Back when we sent messages through the U.S. mail, about a million years ago, we all needed to think through what we wanted to say. Now our written communication is disposable. We push buttons -- our thoughts appear and vanish like spit on a griddle -- and we rarely, if ever, consider how our messages are received. As a result, I lose half of my day dealing with emails from time-wasters who have nothing to offer to me or to my company. So I've made it my mission to reeducate the writers of crap email on the etiquette of basic communication.

I make it my job to "scour the waterfront" and to research the latest trends in media and other areas that I'm immersed in, looking for material that I can point out to my clients and contacts. So I'll often send an email with some thoughts on an issue, or a link to a news story that might interest a fellow executive I've met or befriended. It's amazing how many of them don't even bother to respond with a "thank you" -- this is just the way it is now. Then two years later they'll email me asking for work or an introduction on LinkedIn or Facebook. Meanwhile, I'm thinking, "Where were you before -- or is that not the issue?"

Other times strangers will write me with the vaguest of requests. One guy sent me a message on Twitter the other day with: "I'm trying to move from real estate into the film PR industry, and someone [I don't even really like] said you could help me."
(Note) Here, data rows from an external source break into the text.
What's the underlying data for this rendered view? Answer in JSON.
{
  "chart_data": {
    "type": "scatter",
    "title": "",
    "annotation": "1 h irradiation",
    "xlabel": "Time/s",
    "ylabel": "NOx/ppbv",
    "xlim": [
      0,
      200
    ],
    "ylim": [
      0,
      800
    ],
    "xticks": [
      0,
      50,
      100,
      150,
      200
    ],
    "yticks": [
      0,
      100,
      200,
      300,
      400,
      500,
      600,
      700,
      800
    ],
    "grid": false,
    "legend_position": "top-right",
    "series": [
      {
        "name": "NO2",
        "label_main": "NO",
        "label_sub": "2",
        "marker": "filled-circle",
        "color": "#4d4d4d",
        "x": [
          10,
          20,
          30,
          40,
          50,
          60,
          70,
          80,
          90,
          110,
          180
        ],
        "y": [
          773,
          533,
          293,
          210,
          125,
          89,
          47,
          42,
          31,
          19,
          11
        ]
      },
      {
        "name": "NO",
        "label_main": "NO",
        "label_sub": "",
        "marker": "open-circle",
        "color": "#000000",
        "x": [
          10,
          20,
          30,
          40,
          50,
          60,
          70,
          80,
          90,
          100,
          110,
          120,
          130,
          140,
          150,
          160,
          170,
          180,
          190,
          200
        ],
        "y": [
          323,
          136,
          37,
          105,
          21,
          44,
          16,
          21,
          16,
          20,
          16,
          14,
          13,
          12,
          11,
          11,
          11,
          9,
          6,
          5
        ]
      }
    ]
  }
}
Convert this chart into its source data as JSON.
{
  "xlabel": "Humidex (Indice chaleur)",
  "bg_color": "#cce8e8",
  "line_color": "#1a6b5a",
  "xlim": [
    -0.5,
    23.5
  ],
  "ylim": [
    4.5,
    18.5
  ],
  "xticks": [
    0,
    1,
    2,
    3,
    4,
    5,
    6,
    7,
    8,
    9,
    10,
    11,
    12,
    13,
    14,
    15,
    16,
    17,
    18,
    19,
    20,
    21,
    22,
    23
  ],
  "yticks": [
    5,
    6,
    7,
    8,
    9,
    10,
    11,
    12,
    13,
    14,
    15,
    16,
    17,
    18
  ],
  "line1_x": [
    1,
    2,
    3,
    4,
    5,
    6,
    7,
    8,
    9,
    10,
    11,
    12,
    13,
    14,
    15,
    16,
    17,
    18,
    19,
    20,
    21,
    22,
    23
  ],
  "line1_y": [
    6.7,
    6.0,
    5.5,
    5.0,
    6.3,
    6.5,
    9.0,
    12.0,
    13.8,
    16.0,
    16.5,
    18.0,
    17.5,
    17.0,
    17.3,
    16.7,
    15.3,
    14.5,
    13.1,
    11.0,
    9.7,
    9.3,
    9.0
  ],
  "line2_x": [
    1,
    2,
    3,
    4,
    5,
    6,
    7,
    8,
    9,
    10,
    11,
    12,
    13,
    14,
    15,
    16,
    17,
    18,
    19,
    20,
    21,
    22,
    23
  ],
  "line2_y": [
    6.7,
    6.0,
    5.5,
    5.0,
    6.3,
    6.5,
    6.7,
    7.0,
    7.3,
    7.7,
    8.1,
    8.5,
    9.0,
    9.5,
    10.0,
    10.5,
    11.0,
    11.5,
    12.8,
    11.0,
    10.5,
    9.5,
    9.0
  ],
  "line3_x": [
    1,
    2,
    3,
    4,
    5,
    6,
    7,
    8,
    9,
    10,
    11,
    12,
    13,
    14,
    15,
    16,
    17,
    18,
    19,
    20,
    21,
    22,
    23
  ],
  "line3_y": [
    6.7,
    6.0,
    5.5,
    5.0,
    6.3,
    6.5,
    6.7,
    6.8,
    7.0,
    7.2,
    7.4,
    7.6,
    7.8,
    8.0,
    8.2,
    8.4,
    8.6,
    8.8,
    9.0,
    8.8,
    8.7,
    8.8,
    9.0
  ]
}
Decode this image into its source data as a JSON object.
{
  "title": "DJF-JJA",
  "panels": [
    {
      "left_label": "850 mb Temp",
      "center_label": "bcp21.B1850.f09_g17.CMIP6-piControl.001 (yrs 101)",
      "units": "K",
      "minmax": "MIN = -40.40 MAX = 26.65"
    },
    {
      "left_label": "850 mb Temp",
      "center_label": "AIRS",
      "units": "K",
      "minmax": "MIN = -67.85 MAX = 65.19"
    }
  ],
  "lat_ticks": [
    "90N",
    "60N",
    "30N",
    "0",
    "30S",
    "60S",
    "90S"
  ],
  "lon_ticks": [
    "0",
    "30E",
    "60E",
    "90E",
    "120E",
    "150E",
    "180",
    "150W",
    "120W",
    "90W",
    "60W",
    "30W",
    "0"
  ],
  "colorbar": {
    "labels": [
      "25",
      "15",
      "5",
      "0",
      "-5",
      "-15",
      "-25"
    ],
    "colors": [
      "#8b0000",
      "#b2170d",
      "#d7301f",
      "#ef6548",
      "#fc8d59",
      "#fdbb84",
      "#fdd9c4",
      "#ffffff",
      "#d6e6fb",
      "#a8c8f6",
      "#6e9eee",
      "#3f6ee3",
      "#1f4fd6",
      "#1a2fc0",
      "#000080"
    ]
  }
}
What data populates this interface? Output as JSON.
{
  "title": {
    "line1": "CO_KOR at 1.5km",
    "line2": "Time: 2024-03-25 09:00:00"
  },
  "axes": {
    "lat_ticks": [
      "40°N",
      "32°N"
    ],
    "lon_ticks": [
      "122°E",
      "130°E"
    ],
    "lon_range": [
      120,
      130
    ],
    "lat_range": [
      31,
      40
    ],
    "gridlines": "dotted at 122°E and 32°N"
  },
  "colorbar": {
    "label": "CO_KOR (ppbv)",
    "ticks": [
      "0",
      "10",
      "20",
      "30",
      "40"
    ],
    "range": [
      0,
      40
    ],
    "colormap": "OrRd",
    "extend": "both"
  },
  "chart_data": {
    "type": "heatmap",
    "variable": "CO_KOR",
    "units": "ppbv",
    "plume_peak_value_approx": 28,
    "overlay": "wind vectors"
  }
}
How does one respond to that question? I attempted anyway, asking, "What do you mean I can help you? Do you want me to write your resumé and take you to Brooks Brothers for a fitting? How about an actual question that merits a realistic answer?"

He unfollowed me.

What about me?

I'm a busy guy -- I am proud of my social life; who the Hell has one these days? -- and I just don't have time to help anyone unless I stand to gain something (anything) from them. So when people write asking me for favors -- like help with finding an agent or writing a book proposal -- I'll write back with the Dictionary.com definition of quid pro quo: "one thing in return for another." Sometimes I'll just send them to the fabulous site Let Me Google That for You.

I don't care how important they are. I've sent the same advice to CEOs who've asked me for help after ignoring me when I solicited their companies for PR work. They rarely appreciate my bluntness. They inevitably complain in a passive aggressive way via a third party; it turns out they'll never work with me. I'll write them -- often in the form of a note card in the mail -- with, "Hey. Can you have the person who replaces you call me? Please."

I'm very polite, see. I really am.

There's no such thing as a favor in business. Clients pay in cash and in G-d we trust. So if a stranger or acquaintance requests a favor, I'll shoot back, "Why? Really, why? Is there a reason I need to help you?"

If that person lobs a good answer over the net, then I'll lend a hand. It is, after all, just time. But I want to make sure he knows what it is he's asking, and that it requires a sacrifice on my part. People forget. It's almost as if there's this "You're there, why not?" attitude.

I'm well-versed in how people respond to communication -- that's what I think and write and tweet about every day of my young life. I am half of The Bad Pitch Blog, where we rain all over PR reps' (and journalists') awful writing and horrendous behavior. I know what makes people laugh, and I know what pisses them off. So if someone's angering me, I'll make sure she knows it. (I also tell people when they crack me up. Quid pro quo and all!)

The vast majority of people get ticked off when I tell them that they're being rude. They're not used to their obnoxious behavior being called out. What they don't get is that I really want them to get better at business -- or at least a little better at being a person. No one else is going to tell them the truth. Life is short.

My long-term partner always asks me "Why bother? You can't wizen up a chump."

But I've found that one out of every 50 lazy-asses can be changed -- there are a lot of old dogs out there. Every now and then, one of my, ahem, pupils will say, "Thanks for telling me that. I didn't realize I was offending anyone." That, to me, seems worth the effort. Man, I hope I'm not kidding myself.